If a matrix with n columns has n pivots, it is said to be full column rank. The only null space is the zero vector (i.e. [0 ...]). Ax = b either has one solution, or b is not in the column space of A (i.e., no solution exists). Incidentally, the reduced row echelon form (R) looks like the identity matrix (I) with zero rows interspersed.
If a matrix with m rows has m pivots, it is said to be full row rank. This means that Ax = b can be solved for any b.

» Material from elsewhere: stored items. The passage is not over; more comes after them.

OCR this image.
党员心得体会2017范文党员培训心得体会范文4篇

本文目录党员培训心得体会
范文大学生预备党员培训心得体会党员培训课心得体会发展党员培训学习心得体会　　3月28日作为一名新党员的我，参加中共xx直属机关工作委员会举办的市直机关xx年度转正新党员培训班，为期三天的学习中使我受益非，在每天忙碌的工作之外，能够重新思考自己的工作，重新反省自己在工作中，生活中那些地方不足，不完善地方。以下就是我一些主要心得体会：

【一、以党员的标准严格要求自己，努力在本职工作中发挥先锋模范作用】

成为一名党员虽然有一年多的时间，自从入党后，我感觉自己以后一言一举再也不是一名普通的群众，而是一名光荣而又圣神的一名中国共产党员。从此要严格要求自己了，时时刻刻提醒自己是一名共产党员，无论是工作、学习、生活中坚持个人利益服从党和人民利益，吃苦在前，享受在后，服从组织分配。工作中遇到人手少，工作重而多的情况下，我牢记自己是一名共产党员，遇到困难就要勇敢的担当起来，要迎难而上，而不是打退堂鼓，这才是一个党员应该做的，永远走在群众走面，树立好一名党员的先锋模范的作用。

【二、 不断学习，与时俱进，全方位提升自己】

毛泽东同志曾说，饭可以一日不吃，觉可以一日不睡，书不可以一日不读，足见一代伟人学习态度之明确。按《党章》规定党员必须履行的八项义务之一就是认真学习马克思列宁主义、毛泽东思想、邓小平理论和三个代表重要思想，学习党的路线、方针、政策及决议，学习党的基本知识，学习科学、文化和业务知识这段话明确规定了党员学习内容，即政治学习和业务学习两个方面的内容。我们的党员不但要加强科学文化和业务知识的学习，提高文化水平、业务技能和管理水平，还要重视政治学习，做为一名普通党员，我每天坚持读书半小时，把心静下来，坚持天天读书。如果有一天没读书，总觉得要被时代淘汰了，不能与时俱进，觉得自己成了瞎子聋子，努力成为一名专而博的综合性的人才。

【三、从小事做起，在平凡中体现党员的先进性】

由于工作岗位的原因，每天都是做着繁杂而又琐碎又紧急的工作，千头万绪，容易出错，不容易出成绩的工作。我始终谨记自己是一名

If a square matrix has full rank, it meets both of those criteria and inherits all of those properties:
- The only null space is the zero vector.
Ax = b can be solved for any b.
Ax = b either has one solution or is not solvable, except property #2 revealed that Ax = b can be solved for any b, so the only logical conclusion is that there is exactly one solution for any given b.
The reduced row echelon form (R) looks like the identity matrix (I) with zero rows interspersed, except there are no dependent rows, so R is exactly the same as I.
In any other case, Ax = b either can be solved for any b, or b is not in the column space of A (i.e., no solution exists).
Lastly, rank provides a simple method to determine if b is in the column space of A (i.e., a solution exists): compose the augmented matrix [A | b]. If rank(A) = rank([A | b]), then b must be in the column space.